Barbara Thompson: I told him that was not an option with me. What little I got left going, that wasn't one of the things I wanted to do. It was just so much going on for me. I didn't feel that I had the strength mentally or physically to fight. That's when he told me there was another procedure, which was the MitraClip.

Hugo Riffel-Dalinger, MD: MitraClip is something that is done in very few hospitals, so the idea is to put a knot and make the valve half as big.

Amir H. Sadrzadeh Rafie, MD: We go from the patient's leg, and with placing the clip, we can reduce the severity of mitral regurgitation.

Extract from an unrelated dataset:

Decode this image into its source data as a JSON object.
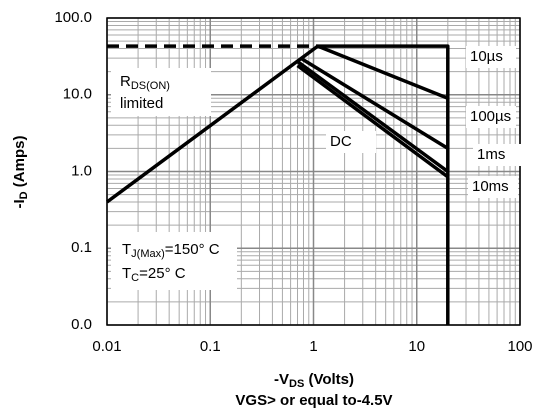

Amirreza Solhpour, MD: The risk of the surgery is minimal and the recovery is fast.

Amir H. Sadrzadeh Rafie, MD: Patients go home the next day, early in the morning.

Barbara Thompson: And the fact that it's not so invasive to your body, I'm very happy with my choice.

Amirreza Solhpour, MD: Barbara is a unique patient because she had the second procedure that we started recently called the WATCHMAN procedure. [For] people who cannot take blood thinners because they have bleeding issues, we close that appendage, that sac, so basically you are protected against a stroke without the need for long-term blood thinners. When Barbara came to me first, she was asking me, "I want to get better. My birthday is coming up."

Barbara Thompson: I've looked at death at the door, and last year I wanted to have a birthday party and I couldn't. And this year, I'm having that party, and I didn't want anything to [get] in my way. My mother died at 52. That was young, and I was always afraid of that age. I didn't think I would make it. I don't believe in celebrating after death. I want my roses now. I want my flowers now. I want to enjoy my friends now. This is my celebration. I might not never see these friends again.

Amir H. Sadrzadeh Rafie, MD: It's a great privilege and pleasure to know that on a daily basis you can make meaningful changes in their life.

Amirreza Solhpour, MD: And especially because in our field, we mostly address the elderly. And the good news is that we can use this technology … even with patients [who are] 90 years old, and I have done [it] in a 104-year-old.

Barbara Thompson: The peace that I've been able to get out of this … It’s been a journey, and a good one, and I feel like I've been truly, truly blessed.